Doit-on en passer par le rêve pour convaincre en politique ? ... La première tâche de la gauche ne devrait-elle pas être, au contraire, de montrer les choses telles qu'elles sont, et de démonter les mensonges de ses adversaires (c'est-à-dire les puissants, les vrais, les "très riches", les "1%"), ainsi que leurs artifices rhétoriques et leur propagande (leur "com' ") ? L'espoir, plutôt que le rêve.

Alain Rousseau 13/11/2016 14:23

Sur la haine des intellectuels en France, lire ou relire "Poujade et les intellectuels" de Roland Barthes (1957) http://www.litt-and-co.org/citations_SH/a-f_SH/R-Barthes_Poujade.htm

jean-jacques clement 12/11/2016 11:15

A propos de la remarque 2 ci-dessus la haine envers les intellos; sans doute ceux-ci ont-ils leur part de responsabilité en s'érigeant souvent en donneur de leçons,en moralisateurs ou par une façon de vivre à la bobo; j'en ai fréquenté,et ils sont imbuvables.

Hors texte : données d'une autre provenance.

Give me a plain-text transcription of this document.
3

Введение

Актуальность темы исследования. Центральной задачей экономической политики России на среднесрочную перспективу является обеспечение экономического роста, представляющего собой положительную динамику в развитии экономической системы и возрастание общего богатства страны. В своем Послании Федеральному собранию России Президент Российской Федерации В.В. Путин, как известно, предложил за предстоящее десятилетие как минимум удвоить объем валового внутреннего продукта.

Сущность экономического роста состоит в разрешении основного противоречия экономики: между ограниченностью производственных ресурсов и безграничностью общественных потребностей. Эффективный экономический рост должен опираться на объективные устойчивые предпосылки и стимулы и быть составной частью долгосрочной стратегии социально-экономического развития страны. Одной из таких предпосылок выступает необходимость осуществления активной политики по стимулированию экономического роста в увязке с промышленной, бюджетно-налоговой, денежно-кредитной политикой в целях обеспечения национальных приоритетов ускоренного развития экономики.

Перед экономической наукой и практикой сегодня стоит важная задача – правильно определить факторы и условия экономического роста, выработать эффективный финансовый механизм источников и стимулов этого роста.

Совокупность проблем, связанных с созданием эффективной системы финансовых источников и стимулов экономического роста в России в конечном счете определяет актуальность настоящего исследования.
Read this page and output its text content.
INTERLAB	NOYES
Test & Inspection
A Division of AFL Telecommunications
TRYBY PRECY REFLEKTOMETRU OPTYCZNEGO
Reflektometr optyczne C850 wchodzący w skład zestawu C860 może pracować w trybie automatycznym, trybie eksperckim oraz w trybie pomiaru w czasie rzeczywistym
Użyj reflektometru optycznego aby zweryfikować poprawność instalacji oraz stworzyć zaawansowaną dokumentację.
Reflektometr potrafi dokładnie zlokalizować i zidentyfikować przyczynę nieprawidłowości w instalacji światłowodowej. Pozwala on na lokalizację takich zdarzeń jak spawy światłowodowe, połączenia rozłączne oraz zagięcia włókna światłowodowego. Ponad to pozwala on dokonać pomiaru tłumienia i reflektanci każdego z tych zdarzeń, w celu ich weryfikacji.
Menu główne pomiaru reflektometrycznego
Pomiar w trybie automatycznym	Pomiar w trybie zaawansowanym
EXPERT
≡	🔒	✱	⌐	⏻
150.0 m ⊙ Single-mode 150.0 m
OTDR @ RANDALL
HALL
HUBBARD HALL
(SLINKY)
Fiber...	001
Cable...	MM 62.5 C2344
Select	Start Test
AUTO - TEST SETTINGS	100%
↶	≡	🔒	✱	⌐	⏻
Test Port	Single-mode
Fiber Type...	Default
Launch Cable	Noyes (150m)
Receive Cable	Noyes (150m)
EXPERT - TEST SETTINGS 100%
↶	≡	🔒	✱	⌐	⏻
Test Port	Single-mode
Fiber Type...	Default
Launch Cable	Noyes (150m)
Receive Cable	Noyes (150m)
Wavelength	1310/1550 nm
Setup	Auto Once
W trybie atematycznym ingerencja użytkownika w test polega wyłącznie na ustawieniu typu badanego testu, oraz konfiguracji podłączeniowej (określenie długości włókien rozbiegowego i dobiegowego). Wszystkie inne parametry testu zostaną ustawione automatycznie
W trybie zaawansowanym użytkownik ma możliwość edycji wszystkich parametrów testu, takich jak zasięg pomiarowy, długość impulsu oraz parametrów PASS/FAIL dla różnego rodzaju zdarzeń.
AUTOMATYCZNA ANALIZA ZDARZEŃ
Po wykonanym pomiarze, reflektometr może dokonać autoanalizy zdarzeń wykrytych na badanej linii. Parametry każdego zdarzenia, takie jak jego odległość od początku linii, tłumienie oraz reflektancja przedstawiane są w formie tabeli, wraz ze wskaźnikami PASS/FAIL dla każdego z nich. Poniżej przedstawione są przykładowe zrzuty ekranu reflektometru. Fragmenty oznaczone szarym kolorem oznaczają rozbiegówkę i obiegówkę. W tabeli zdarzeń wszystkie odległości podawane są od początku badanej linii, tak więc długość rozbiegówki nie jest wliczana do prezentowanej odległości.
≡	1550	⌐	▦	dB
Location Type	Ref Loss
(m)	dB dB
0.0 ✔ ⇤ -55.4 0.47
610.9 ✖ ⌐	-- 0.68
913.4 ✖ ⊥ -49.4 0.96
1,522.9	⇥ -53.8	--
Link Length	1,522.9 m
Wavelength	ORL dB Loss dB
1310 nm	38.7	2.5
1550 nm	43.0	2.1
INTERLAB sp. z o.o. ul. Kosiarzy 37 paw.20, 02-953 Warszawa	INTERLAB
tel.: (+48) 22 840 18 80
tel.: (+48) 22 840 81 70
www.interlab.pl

Ils représentent aussi la socialdémocratie qui a flanqué la classe ouvrière dans les bras de l'extrême droite et ceux qui crient au fascisme dès que l'on parle de souveraineté.

Daniel 12/11/2016 09:15

Ici comme là-bas:
1. Chloroformer la population par des programmes de médias people, des jeux stupides et surtout sans culture, sans art.
2. Prévoir des programmes scolaires qui sabotent l'acquisition de connaissances et d'esprit critique.
3. Décider et appliquer les lois sans en avoir parlé auparavant et sans jamais consulter la population (pire, consulter et s'en foutre).
4. S'étonner que les citoyens devenus "le public" détestent les élus devenus "les élites" ; que la fracture entre population et élites s’amplifie.
5. Présenter les candidats les moins proches possibles du citoyen moyen, qu’il ne se sente pas représenté bien au contraire.
6. S'étonner que les gens ne votent pas selon les instructions données par voie médiatique.